11. Method of claim 10, wherein the mixing is carried out using mechanical agitation and/or a temperature increase.

12. Method of claim 10, wherein the sample is an aqueous sample.

13. Method of claim 10, wherein the substance is a nucleic acid.

14. Method of producing a device, comprising: wherein the at least one reagent is fixed to at least part of the inner wall of the container with the at least one additive, wherein the at least one reagent is at least one of dispersed in the at least one additive, coated by the at least one additive, and at least partially covered by the at least one additive.

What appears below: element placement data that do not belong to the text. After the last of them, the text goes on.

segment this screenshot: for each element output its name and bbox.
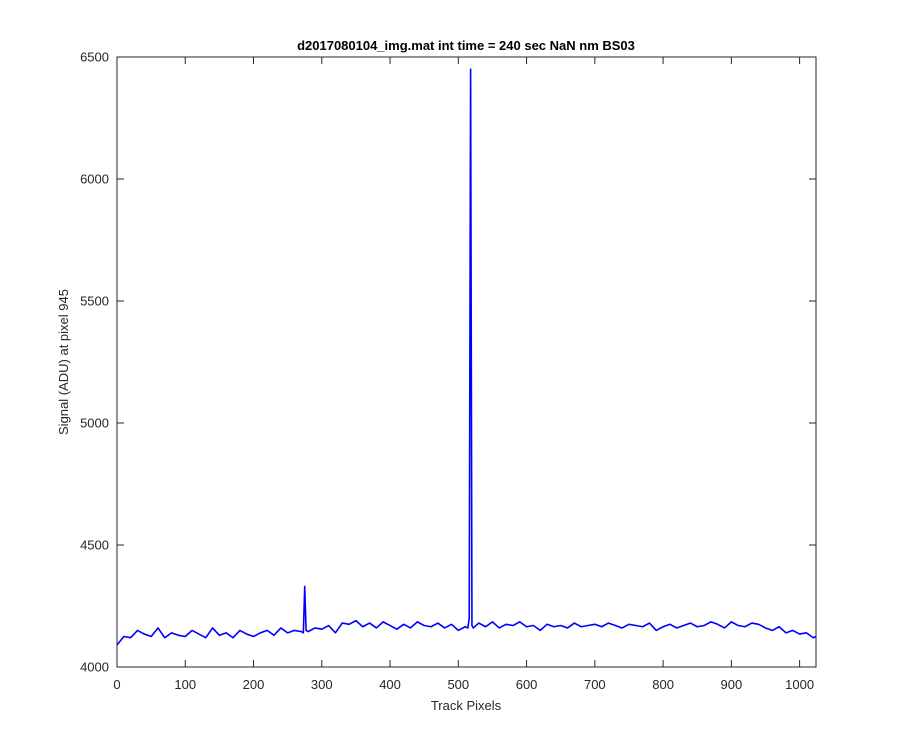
y-tick-label: 4500 [80, 538, 109, 553]
x-tick-label: 300 [311, 677, 333, 692]
chart-title: d2017080104_img.mat int time = 240 sec N… [297, 38, 635, 53]
y-tick-label: 6500 [80, 50, 109, 65]
x-tick-label: 600 [516, 677, 538, 692]
y-tick-label: 4000 [80, 660, 109, 675]
y-tick-label: 5500 [80, 294, 109, 309]
x-tick-label: 400 [379, 677, 401, 692]
y-axis-label: Signal (ADU) at pixel 945 [56, 289, 71, 435]
x-axis-label: Track Pixels [431, 698, 502, 713]
plot-area [116, 56, 817, 668]
x-tick-label: 800 [652, 677, 674, 692]
y-tick-label: 6000 [80, 172, 109, 187]
series-line-0 [116, 68, 817, 646]
axis-ticks: 0 100 200 300 400 500 600 700 800 900 1000 4000 4500… [80, 50, 816, 692]
y-tick-label: 5000 [80, 416, 109, 431]
x-tick-label: 100 [174, 677, 196, 692]
x-tick-label: 700 [584, 677, 606, 692]
x-tick-label: 900 [721, 677, 743, 692]
x-tick-label: 0 [113, 677, 120, 692]
series-layer [116, 68, 817, 646]
x-tick-label: 500 [447, 677, 469, 692]
x-tick-label: 1000 [785, 677, 814, 692]
x-tick-label: 200 [243, 677, 265, 692]
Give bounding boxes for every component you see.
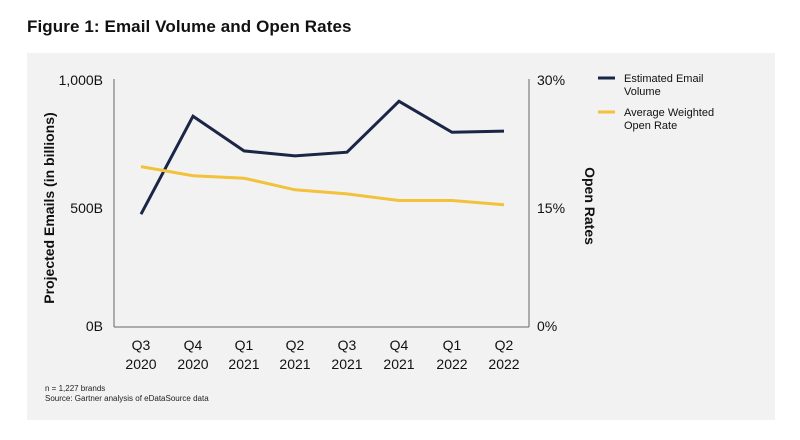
x-tick-label: Q1 2021 [228, 337, 259, 372]
right-axis-title: Open Rates [582, 167, 598, 245]
right-tick-label: 0% [537, 318, 557, 334]
x-tick-label: Q3 2020 [125, 337, 156, 372]
chart-panel: Projected Emails (in billions) Open Rate… [27, 53, 775, 420]
right-tick-label: 30% [537, 72, 565, 88]
x-tick-label: Q2 2021 [279, 337, 310, 372]
series-line-open-rate [140, 165, 505, 207]
legend-label-email-volume: Estimated Email Volume [624, 73, 703, 98]
sample-size-note: n = 1,227 brands [45, 384, 105, 393]
x-tick-labels: Q3 2020 Q4 2020 Q1 2021 Q2 2021 Q3 2021 Q4 202… [125, 337, 519, 372]
line-chart: Projected Emails (in billions) Open Rate… [41, 72, 714, 403]
figure-title: Figure 1: Email Volume and Open Rates [27, 17, 352, 36]
x-tick-label: Q4 2020 [177, 337, 208, 372]
source-note: Source: Gartner analysis of eDataSource … [45, 394, 209, 403]
legend: Estimated Email Volume Average Weighted Op… [598, 73, 714, 132]
series-line-email-volume [139, 99, 505, 215]
left-tick-label: 1,000B [59, 72, 103, 88]
left-axis-title: Projected Emails (in billions) [41, 112, 57, 303]
x-tick-label: Q3 2021 [331, 337, 362, 372]
x-tick-label: Q4 2021 [383, 337, 414, 372]
left-tick-label: 500B [70, 200, 103, 216]
x-tick-label: Q1 2022 [436, 337, 467, 372]
right-tick-label: 15% [537, 200, 565, 216]
legend-label-open-rate: Average Weighted Open Rate [624, 107, 714, 132]
left-tick-label: 0B [86, 318, 103, 334]
x-tick-label: Q2 2022 [488, 337, 519, 372]
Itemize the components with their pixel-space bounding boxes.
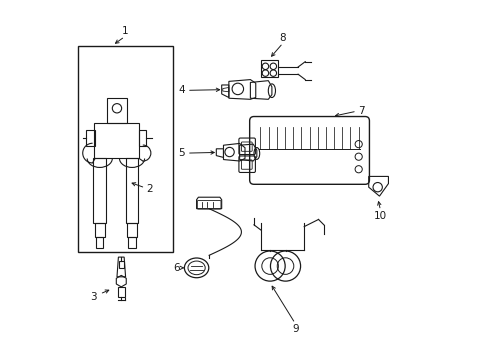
Bar xyxy=(95,223,105,237)
Text: 3: 3 xyxy=(91,292,97,302)
Text: 6: 6 xyxy=(173,263,180,273)
Text: 4: 4 xyxy=(178,85,185,95)
Bar xyxy=(107,98,126,123)
Bar xyxy=(96,237,103,248)
Bar xyxy=(78,45,173,252)
Bar xyxy=(119,261,124,268)
Text: 10: 10 xyxy=(374,211,387,221)
Bar xyxy=(128,237,136,248)
Bar xyxy=(95,123,139,158)
Text: 2: 2 xyxy=(147,184,153,194)
Bar xyxy=(261,60,278,77)
Text: 5: 5 xyxy=(178,148,185,158)
Bar xyxy=(127,223,137,237)
Text: 7: 7 xyxy=(358,106,365,116)
Bar xyxy=(125,158,139,223)
Text: 8: 8 xyxy=(280,33,286,43)
Text: 9: 9 xyxy=(292,324,298,334)
Text: 1: 1 xyxy=(122,26,128,36)
Bar xyxy=(93,158,106,223)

providing a container having an inner wall and at least one opening;

preparing a mixture containing at least one reagent and at least one additive; and

introducing the mixture in the container,

15. Method of claim 14, wherein the mixture is introduced in the form of a melt and the melt is solidified, or wherein the mixture is introduced in the form of a paste, or wherein the mixture is introduced in the form of a pow-der mixture and subsequently heated in the container, or wherein the at least one reagent is introduced into the container and subsequently coated with the at least one additive.